Tomorrow the Nuffield Council on Bioethics will host a roundtable meeting ‘Novel medical treatments: innovation, hope, and headlines’, bringing together over 30 participants with a range of interests to discuss the ethical, social, and legal issues raised by novel medical treatments. The meeting will be chaired by Dave Archard, Chair of the Council and Emeritus Professor at Queen’s University Belfast.
Novel or innovative medical treatments are newly introduced or modified therapies that have not been fully tested in clinical trials. They include medicines, surgical procedures, stem cell therapies, and medical devices and implants.
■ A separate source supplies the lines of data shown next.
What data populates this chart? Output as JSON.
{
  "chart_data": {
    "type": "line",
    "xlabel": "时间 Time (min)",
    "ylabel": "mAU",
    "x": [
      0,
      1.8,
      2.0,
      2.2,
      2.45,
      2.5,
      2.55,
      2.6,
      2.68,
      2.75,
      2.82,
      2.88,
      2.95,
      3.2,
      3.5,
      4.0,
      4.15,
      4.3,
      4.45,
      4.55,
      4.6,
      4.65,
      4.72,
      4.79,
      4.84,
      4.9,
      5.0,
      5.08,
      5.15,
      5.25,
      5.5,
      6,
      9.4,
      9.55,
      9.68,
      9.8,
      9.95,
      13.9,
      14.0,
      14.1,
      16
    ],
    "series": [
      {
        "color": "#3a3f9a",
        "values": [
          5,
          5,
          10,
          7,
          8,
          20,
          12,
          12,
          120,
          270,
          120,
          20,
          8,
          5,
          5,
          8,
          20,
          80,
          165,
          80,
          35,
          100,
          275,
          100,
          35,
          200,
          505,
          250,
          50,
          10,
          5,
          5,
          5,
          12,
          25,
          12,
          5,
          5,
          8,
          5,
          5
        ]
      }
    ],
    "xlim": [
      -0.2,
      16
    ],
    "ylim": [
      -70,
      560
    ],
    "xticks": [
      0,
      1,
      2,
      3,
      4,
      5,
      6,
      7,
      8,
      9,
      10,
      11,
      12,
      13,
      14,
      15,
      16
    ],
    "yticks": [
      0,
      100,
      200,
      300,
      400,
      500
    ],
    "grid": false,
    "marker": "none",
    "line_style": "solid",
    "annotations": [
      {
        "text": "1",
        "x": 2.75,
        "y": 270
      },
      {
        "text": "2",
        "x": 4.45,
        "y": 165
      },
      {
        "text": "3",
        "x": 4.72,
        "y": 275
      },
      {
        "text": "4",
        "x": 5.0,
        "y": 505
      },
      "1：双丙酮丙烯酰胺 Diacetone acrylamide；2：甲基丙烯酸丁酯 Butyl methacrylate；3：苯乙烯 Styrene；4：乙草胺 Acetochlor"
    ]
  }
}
Novel medical treatments might be sought because existing treatments are ineffective or unavailable. Patients, or families of patients, who seek novel treatments might be in a desperate situation. Various regulatory measures exist in the UK to enable patients to access medicines and devices before they are approved, such as the early access to medicines scheme. However, difficulties may arise in, for example, assessing the risks and benefits of unlicensed treatments, the resolution of disagreements between patients and healthcare professionals about treatment options, and the protection of patients from harm and exploitation.
The discussion will focus on establishing what kinds of activities might fall under the definition of novel medical treatments, how widespread these activities are in practice, what the key drivers are, and whether there are any ethical or regulatory gaps that need to be addressed. The discussion is likely to form the basis of a briefing note to be published later this year.